Part of EDP’s investment in Portugal over the next four years will be in green hydrogen.
The first green hydrogen molecule will be produced by EDP in six months. The company announced this Thursday the strategic plan that includes three billion euros of investment in Portugal and includes two green hydrogen projects.
This will be produced at the old thermoelectric plant in Sines (already deactivated) and at the natural gas combined cycle plant in Ribatejo, but as EDP’s president, Miguel Stilwell de Andrade, points out, this does not mean that natural gas will disappear from Ribatejo.
“We may not become the natural owner of these (natural gas) plants, but we can find partners. I think that natural gas will continue to be part of the energy mix in Europe in general and will only be phased out during this decade,” says the president of EDP.
As for green hydrogen, EDP administrator Ana Paula Alves presents the timetable for this technology within the company: “The forecast is that the first H2 molecule will be produced in Portugal in September 2023.”

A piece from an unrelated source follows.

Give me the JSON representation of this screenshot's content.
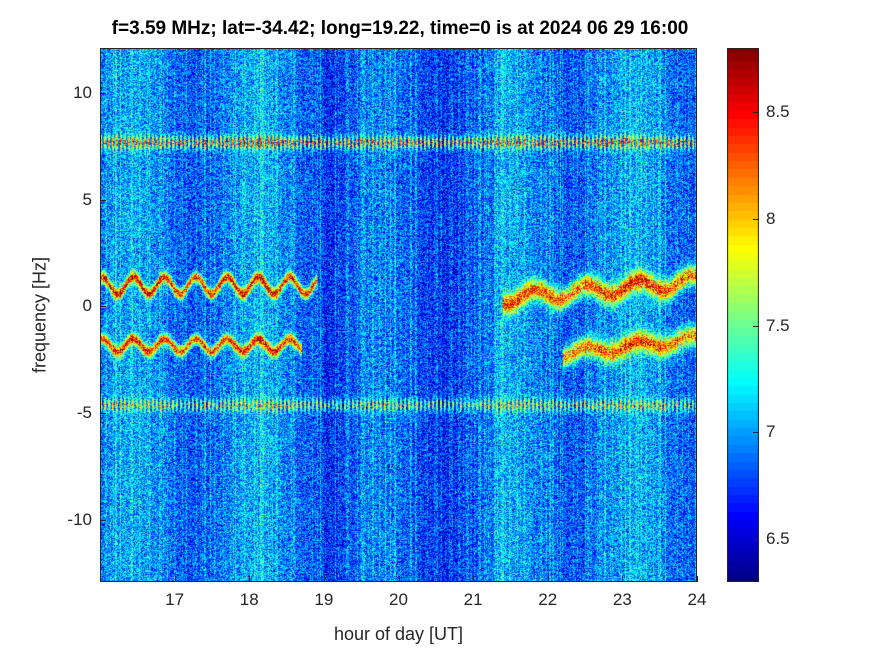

Ricardo Almeida/Correio da Manhã
Also at this press conference, EDP’s CEO was asked if the Portuguese government could proceed with the windfall tax that several European countries are applying, but Miguel Stilwell de Andrade recalls that Portugal “already has the Extraordinary Contribution to the Energy Sector (CESE), which has been in place since 2014. We’ve had a windfall tax for many years and it was expected to be reduced with the debt of the system, which has been falling, but not yet the CESE.
At this press conference, EDP Comercial also announced that it had lost 136,000 residential gas customers who left because of the tariff increases, but the company assures that it keeps about half a million customers.
The president of EDP was also asked about the attacks by climate activists on the company’s headquarters in Lisbon with yellow paint.
For Miguel Stilwell de Andrade, this is an attack that is not justified because “EDP is on the path of decarbonization.